In the future, these studies may become the basis for the treatment of Alzheimer's and Parkinson's diseases.
What happens to the work of mouse brain nerve cells during aging was modeled for the first time in the world by specialists from the Department of Neurotechnology at the Institute of Biology and Biomedicine of Lobachevsky University. According to the authors of the work, the time will come when the disruption of the brain can be reversed with the help of light signals aimed at fading astrocytes. The details of the study are in an interview with Elena Mitroshina, Associate Professor of the Department of Neurotechnology, Doctor of Biology.
Elena Mitroshina on the background of the image of astrocytes. Photo: UNN Press Service (Andrey Skvortsov)
Scientists have long wanted to understand what causes brain aging, what happens in it over time and leads to dementia and memory loss. The main object of study, of course, are brain cells – neurons and astrocytes, glial cells.
“Our laboratory is studying how not individual cells work, but entire networks of nerve cells, including not only neurons, but also glial cells, which are represented by astrocytes — star-like cells with processes,” says Elena Mitroshina. – We recently completed the first stage of a unique study of a network of such astrocytes grown from cells of the mouse cerebral cortex.
< p>– It used to be that astrocytes, which are located between neurons, simply help them, nourish them, and are a structural support for them. However, not so long ago, experts realized that they are involved in the regulation of the work of neurons, as well as in the transmission of information along with biologically active substances – neurotransmitters. In addition to transmitting signals to neurons, astrocytes also communicate with each other. True, this system is arranged a little differently – these are not electrical, but chemical signals. That is, cells transmit information to each other through the so-called calcium waves.
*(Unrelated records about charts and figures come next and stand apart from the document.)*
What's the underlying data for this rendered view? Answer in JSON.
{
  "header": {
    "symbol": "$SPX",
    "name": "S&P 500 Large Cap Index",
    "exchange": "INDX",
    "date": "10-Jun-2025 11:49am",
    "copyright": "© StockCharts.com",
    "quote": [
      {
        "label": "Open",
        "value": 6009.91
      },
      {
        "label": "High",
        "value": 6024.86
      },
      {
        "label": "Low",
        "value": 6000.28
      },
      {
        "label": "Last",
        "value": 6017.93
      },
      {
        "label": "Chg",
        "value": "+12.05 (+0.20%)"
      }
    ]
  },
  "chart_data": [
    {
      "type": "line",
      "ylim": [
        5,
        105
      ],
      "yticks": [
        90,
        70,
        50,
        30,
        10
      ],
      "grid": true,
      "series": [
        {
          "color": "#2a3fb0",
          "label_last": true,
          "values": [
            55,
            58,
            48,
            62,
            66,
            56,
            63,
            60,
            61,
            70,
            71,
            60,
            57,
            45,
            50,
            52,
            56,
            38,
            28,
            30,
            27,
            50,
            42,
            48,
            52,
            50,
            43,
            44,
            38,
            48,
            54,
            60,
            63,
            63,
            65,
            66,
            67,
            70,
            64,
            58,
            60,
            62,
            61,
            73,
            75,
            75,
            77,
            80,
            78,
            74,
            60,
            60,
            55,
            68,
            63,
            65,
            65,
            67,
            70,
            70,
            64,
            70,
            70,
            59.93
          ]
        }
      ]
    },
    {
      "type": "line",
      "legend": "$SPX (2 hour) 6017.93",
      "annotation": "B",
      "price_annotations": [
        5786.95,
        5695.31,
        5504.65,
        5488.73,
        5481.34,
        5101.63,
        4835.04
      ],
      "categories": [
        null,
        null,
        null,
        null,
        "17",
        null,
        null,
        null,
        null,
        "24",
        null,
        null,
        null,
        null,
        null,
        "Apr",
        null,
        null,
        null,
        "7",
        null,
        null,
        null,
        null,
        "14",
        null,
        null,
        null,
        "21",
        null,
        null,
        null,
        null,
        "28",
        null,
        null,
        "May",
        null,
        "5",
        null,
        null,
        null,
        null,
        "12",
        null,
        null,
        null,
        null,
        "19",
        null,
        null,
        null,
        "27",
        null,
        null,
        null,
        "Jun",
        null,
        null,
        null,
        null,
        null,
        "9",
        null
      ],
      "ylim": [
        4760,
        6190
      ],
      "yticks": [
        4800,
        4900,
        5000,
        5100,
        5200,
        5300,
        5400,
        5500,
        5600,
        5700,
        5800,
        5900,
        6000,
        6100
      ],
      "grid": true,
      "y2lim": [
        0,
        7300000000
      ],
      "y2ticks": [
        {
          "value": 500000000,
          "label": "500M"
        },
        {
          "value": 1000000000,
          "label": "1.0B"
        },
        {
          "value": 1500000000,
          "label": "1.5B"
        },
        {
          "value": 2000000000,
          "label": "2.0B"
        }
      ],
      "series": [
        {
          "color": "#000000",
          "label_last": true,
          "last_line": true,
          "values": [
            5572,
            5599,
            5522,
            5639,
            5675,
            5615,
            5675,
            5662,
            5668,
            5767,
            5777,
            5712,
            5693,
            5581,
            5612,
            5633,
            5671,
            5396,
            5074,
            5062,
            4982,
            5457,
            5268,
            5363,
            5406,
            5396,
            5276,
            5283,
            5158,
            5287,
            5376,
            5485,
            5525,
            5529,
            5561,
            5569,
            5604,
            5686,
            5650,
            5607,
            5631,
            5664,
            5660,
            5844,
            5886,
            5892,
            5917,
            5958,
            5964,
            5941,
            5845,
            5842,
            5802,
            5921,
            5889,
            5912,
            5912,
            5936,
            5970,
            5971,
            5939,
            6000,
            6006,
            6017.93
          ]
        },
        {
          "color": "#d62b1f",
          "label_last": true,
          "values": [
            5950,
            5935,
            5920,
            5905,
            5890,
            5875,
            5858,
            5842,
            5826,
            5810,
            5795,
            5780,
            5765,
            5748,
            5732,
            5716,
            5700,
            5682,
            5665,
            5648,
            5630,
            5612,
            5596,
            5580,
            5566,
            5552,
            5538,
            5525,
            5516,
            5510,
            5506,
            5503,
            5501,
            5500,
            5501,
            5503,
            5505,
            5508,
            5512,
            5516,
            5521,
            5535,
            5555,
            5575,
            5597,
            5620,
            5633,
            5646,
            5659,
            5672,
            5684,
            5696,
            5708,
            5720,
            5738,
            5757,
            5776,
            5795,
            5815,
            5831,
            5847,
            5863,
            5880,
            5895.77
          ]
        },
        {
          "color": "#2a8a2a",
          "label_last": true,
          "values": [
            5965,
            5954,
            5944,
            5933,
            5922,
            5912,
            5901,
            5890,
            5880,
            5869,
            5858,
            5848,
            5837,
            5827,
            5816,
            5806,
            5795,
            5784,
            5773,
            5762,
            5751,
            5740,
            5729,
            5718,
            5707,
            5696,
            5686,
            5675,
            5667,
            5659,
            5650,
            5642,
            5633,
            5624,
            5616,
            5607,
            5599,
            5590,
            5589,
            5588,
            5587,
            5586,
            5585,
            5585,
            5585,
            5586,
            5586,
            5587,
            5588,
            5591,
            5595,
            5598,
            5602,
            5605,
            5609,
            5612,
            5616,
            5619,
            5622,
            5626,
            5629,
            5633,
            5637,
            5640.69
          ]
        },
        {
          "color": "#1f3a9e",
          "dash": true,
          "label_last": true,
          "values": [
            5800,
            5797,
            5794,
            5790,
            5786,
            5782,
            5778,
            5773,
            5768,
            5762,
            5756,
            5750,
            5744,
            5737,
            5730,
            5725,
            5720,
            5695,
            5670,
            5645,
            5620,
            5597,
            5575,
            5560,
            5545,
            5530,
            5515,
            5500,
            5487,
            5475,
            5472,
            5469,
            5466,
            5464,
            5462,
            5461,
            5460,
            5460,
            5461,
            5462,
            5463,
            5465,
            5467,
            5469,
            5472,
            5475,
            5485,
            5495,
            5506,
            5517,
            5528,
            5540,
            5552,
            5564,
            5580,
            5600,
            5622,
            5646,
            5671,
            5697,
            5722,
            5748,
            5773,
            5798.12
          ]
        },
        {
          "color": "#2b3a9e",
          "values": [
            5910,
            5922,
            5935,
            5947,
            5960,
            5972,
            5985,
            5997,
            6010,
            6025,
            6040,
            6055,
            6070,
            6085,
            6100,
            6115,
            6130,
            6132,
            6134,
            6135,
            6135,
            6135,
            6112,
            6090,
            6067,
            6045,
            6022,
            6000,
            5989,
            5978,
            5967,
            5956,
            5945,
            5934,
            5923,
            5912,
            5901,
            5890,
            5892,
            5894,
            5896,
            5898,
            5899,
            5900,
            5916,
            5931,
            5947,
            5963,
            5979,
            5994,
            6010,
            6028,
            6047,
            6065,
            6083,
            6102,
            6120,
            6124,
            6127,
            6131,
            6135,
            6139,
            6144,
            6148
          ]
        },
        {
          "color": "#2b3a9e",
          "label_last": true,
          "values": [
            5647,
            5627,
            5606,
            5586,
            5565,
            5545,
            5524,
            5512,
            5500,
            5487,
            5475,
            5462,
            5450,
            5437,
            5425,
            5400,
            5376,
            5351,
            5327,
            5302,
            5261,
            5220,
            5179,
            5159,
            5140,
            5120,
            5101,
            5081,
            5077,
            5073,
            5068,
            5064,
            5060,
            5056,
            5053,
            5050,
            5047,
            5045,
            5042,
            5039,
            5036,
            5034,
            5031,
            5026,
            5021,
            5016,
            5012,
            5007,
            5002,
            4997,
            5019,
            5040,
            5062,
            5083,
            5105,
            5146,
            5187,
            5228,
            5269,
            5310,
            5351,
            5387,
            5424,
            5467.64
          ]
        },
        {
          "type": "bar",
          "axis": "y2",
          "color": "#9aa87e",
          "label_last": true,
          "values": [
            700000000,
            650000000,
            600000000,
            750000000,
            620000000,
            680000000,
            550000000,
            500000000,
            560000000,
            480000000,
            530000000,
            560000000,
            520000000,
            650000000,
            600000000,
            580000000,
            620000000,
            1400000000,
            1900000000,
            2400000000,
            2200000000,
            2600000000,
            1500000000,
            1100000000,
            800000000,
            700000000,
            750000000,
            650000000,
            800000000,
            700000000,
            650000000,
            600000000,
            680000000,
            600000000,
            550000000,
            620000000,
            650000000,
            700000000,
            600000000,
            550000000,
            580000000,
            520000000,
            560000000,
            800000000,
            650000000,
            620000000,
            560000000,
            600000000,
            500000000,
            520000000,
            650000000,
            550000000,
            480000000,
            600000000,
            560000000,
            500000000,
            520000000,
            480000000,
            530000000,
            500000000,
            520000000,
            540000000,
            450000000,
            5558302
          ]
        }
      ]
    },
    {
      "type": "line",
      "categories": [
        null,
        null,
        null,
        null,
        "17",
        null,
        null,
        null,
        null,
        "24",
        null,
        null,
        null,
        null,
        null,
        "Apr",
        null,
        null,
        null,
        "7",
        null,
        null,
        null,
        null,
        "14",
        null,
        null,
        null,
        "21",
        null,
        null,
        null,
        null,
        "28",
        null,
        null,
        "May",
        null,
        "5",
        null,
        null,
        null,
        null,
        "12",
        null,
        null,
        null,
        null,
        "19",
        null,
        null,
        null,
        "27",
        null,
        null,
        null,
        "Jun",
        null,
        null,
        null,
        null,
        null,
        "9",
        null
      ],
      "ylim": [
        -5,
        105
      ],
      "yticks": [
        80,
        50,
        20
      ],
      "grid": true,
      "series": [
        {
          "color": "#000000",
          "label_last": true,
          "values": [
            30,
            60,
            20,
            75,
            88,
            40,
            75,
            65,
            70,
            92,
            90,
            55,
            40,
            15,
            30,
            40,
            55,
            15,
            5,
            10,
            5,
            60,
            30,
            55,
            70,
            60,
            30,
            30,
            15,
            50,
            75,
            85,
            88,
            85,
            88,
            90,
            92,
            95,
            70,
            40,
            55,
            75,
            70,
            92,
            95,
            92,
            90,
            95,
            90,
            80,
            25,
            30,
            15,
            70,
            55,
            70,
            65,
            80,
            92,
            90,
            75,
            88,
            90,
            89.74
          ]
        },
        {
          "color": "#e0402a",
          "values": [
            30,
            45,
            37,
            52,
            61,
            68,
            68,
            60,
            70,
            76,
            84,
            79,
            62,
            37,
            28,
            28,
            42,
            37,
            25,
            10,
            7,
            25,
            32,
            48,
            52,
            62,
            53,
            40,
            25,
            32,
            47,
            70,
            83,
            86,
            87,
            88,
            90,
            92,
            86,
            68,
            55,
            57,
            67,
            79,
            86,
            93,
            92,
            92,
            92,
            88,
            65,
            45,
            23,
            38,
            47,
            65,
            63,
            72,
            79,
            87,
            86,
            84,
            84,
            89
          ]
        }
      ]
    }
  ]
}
A calcium wave is a sequential transmission of calcium signaling ions by astrocytes to each other. This feature is characteristic of the glial cells of the brain.
The peculiarity of our work was to study the mechanism of “communication” of astrocytes and how this communication changes with aging.
– It was a unique model work of its kind, not even on animals, but on the culture of their cells. We grew mouse astrocytes in a laboratory petri dish and looked at how they communicate with each other via calcium waves when they are young and when they are old. Naturally, the experiment lasted a very long time – we cultivated, grew cells and waited for them to begin to show signs of aging. It took half a year…
– You can say that. Considering that a mouse lives on average for about 1.5 years, our experimental model was quite old, that is, we simulated aging by sequentially studying it under a microscope using calcium imaging.
Astrocytes (highlighted in red) under a microscope. Photo: UNN Press Service (Andrey Skvortsov)
“We found that over time, astrocytes began to transmit fewer signals to each other. The analysis of such data is a very difficult task, and in this we were helped by cooperation with mathematicians of our university, primarily with Mikhail Krivonosov. We assume that in addition to a decrease in signaling between astrocytes, their interaction with neurons also decreases, and in general, all this leads to brain dysfunction. Therefore, the next stage of our work will be to find a mechanism for maintaining this “communication” so that astrocytes continue to work like young ones with age.
– We want to use methods of optogenetics to rejuvenate the signaling system of the brain. This is a modern genetic engineering technology: a special light-sensitive protein is created, which is integrated into the cell membrane and creates a channel for the passage of calcium ions into the cell. The channel is controlled by light of a certain wavelength. Further, the astrocyte activated in this way transmits information to neighboring astrocytes.
– Optional. This is the beauty of astrocytes – they are very friendly guys who interact well with each other. If you activate one or more of them, then they will transmit a signal to all the others.
– If our most optimistic assumptions are confirmed, even an operation will not be needed. This will be a separate transcranial (through the skull) injection, providing the cell with the very necessary light-sensitive protein that we talked about above.
– At the current stage of development of technologies in order for the protein to react into the light, it is necessary to deliver its source – optical fiber – closer to the cells. They don't do it in public. In the case of mice, a special cannula is implanted into the brain, a capsule through which an optical fiber is passed to the cells. But technologies are developing – experts are working on creating the most light-sensitive proteins that would react to light during transcranial stimulation, without implanting an optical fiber into deep brain tissues.
This is the future. In the meantime, scientists are testing the optogenetic method on cultures of those same mature mouse brain cells. If they get a good result, they will switch to the animals themselves, and then to humans. Who knows, maybe we are at the origins of a technology that will allow our civilization to at least forget what dementia and age-related learning problems are. In the future, it can also become the basis for the treatment of Alzheimer's and Parkinson's diseases.